The dirty police chief glares at him: 'He measured me for a coffin.'


It's looking like most of the shorts in the collection went on to become major parts of Chandler's novels. That's disappointing, but interesting, so I'm not going to beat him up over it.

Killer in the Rain (short story; Chandler, Raymond)

Rating: 4
Year: 1935
Genre: Crime
Read again? Maybe

"Killer" is the first of 12 shorts in Chandler's "Trouble is my Business" collection.

The story opens with Philip Marlowe (never named in the story--I'm naming him) in his apartment, interviewing a big man who has a problem. Tony Dravec wants Marlowe to warn off one H. H. Steiner, who's showing too much interest in Dravec's girl, Carmen. Marlowe takes the case and goes to Steiner's book shop, knowing the man's running a porn-for-rent gig in back.

He follows Steiner home and settles down in his car to watch for a while...and a girl shows up. Marlowe sneaks over to her car to scope out the license. Carmen Dravec. He sneaks back to his car.

There's a bright flash and a scream! He runs to the house just in time to hear three gunshots and running footsteps out the back of Steiner's house. He breaks the lock on the front door and runs in. Carmen's sitting in a chair, naked and stoned. Steiner's lying on the floor with a fatal dose of lead poisoning.

It was at this point that I realized that "Killer" is a shorty version of Chandler's "The Big Sleep," right down to the stoned girl named "Carmen." Dravec's cheauffer turns up dead, someone tries to blackmail Dravec with naked pictures of Carmen. It reads like an alternate-universe version, given that I've read "Sleep" a couple of times and seen both the Bogart version and the pitiful 1978 Robert Mitchum remake. There's a gangster heavy with a business interest in Steiner's porn library, but he's not as friendly or smart as the gangster in "Big Sleep."

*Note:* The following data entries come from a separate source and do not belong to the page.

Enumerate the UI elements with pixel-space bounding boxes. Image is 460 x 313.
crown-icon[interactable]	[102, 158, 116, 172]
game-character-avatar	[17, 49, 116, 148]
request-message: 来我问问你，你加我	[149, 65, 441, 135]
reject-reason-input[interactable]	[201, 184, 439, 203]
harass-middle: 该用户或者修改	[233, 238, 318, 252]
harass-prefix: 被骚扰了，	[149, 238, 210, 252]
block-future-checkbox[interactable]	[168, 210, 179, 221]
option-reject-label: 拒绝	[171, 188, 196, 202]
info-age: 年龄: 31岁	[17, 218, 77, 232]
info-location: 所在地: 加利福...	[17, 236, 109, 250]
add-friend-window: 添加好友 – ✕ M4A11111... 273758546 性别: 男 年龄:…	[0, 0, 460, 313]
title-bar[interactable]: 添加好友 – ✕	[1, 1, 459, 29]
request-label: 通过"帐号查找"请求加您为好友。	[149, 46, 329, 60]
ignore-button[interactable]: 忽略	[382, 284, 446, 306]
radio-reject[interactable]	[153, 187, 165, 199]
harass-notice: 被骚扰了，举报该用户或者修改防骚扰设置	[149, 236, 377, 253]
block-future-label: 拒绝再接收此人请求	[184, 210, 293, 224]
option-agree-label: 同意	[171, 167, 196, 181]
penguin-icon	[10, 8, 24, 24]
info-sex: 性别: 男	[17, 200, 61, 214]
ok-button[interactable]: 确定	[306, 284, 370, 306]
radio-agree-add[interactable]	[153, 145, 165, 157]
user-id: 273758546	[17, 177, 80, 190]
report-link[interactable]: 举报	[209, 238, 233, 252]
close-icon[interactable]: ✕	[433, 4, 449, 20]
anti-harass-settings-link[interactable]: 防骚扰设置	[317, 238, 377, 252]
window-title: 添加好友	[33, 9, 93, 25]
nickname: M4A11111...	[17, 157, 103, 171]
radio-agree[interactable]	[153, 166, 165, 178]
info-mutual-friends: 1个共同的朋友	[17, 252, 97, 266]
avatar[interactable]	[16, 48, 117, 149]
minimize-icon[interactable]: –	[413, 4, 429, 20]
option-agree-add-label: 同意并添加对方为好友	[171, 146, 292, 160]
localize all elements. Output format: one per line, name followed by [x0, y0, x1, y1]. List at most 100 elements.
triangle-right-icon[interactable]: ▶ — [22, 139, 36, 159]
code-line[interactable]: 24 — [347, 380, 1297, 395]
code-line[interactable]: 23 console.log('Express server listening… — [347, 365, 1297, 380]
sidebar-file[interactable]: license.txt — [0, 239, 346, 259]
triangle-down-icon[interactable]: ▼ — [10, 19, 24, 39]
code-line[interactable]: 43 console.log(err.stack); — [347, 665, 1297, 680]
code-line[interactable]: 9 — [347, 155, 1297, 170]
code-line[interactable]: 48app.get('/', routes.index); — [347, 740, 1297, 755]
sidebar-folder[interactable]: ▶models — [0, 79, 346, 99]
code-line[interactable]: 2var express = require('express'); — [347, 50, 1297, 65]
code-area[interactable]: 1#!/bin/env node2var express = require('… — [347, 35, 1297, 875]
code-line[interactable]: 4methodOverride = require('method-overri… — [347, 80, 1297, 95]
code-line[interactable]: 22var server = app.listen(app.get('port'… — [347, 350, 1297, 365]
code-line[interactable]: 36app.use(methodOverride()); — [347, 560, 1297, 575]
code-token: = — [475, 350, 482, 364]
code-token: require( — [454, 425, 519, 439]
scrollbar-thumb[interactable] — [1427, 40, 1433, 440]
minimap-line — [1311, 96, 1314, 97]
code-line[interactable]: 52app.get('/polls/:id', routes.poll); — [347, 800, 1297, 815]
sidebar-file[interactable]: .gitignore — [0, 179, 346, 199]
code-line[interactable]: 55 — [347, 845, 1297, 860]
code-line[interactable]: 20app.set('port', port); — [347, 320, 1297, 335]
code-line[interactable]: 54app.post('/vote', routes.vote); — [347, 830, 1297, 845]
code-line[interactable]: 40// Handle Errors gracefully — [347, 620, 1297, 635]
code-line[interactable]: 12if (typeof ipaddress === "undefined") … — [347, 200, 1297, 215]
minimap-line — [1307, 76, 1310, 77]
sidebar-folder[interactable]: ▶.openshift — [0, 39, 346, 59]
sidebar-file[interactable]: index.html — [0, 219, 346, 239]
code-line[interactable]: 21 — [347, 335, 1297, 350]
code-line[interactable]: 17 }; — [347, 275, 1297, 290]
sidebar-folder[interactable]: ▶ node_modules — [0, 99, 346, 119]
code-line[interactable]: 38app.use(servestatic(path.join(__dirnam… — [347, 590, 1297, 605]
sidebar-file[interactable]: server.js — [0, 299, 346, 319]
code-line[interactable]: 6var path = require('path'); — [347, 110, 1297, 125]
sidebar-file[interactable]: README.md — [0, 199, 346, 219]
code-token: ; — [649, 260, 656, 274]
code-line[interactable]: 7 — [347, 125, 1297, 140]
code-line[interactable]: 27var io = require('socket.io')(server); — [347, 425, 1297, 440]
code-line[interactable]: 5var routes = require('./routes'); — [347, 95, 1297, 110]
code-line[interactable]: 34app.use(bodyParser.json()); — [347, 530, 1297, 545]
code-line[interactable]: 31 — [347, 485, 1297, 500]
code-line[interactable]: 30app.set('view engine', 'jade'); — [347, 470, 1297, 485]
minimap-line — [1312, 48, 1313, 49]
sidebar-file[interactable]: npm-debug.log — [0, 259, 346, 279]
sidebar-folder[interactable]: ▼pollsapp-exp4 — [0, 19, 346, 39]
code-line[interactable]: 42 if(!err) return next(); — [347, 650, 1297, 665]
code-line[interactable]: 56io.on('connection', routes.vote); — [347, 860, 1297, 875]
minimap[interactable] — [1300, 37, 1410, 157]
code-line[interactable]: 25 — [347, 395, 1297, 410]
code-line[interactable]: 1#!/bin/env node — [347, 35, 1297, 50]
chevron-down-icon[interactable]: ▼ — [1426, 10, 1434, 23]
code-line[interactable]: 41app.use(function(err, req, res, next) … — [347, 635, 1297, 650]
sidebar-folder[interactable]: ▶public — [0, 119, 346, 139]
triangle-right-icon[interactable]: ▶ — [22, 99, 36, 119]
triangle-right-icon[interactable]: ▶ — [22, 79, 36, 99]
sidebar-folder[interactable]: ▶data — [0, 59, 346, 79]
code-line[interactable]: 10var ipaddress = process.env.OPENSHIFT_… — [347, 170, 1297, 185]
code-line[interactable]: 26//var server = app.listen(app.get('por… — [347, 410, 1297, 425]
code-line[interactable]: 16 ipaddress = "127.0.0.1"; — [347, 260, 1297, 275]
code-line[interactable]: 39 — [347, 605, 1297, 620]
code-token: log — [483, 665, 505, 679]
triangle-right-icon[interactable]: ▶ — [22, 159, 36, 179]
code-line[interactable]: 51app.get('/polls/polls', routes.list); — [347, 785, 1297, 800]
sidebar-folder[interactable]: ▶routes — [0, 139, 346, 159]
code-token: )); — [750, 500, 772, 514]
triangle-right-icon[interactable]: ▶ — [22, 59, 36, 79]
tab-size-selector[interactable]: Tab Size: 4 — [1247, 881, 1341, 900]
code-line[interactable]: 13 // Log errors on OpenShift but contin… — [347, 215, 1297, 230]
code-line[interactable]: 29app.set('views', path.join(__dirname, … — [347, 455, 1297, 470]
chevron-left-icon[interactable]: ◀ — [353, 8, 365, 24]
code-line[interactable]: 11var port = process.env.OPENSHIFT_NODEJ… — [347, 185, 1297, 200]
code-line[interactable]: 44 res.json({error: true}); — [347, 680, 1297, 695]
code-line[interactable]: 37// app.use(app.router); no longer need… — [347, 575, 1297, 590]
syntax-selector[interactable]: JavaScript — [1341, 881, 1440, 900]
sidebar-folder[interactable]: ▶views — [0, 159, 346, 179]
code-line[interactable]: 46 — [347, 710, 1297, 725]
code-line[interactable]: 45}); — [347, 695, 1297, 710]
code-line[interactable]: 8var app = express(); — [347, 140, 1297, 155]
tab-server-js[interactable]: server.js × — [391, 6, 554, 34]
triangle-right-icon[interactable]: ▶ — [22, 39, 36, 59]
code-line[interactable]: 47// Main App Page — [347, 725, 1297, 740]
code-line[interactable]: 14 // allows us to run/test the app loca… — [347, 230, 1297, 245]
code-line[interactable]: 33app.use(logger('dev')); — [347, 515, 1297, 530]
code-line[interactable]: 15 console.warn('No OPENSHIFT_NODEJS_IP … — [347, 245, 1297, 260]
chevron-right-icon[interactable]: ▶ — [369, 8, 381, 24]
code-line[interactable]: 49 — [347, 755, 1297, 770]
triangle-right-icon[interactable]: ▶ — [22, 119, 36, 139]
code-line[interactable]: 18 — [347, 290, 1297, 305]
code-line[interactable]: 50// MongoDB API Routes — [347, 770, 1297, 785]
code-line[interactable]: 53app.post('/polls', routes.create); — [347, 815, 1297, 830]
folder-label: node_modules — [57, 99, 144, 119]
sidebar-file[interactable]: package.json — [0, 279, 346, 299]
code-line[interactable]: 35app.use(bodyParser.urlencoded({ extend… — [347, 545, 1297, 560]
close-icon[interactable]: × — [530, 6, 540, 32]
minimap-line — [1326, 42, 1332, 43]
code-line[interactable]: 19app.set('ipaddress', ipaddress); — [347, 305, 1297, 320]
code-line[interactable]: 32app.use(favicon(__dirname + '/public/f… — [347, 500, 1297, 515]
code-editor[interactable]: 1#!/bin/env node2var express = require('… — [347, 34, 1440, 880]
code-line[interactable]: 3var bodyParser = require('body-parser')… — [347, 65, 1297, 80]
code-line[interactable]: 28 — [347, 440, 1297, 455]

Not as snappy as "Big Sleep"--you can see Chandler's style, yes, but where are the amusing descriptions of people and situations? Call it a sort of proto-Marlowe story.

After I did this writeup, I did a little Google hunt and found my answers at Wikipedia. This short and "The Curtain" (the 3rd story in the collection) were used as the foundation for Chandler's novel "The Big Sleep."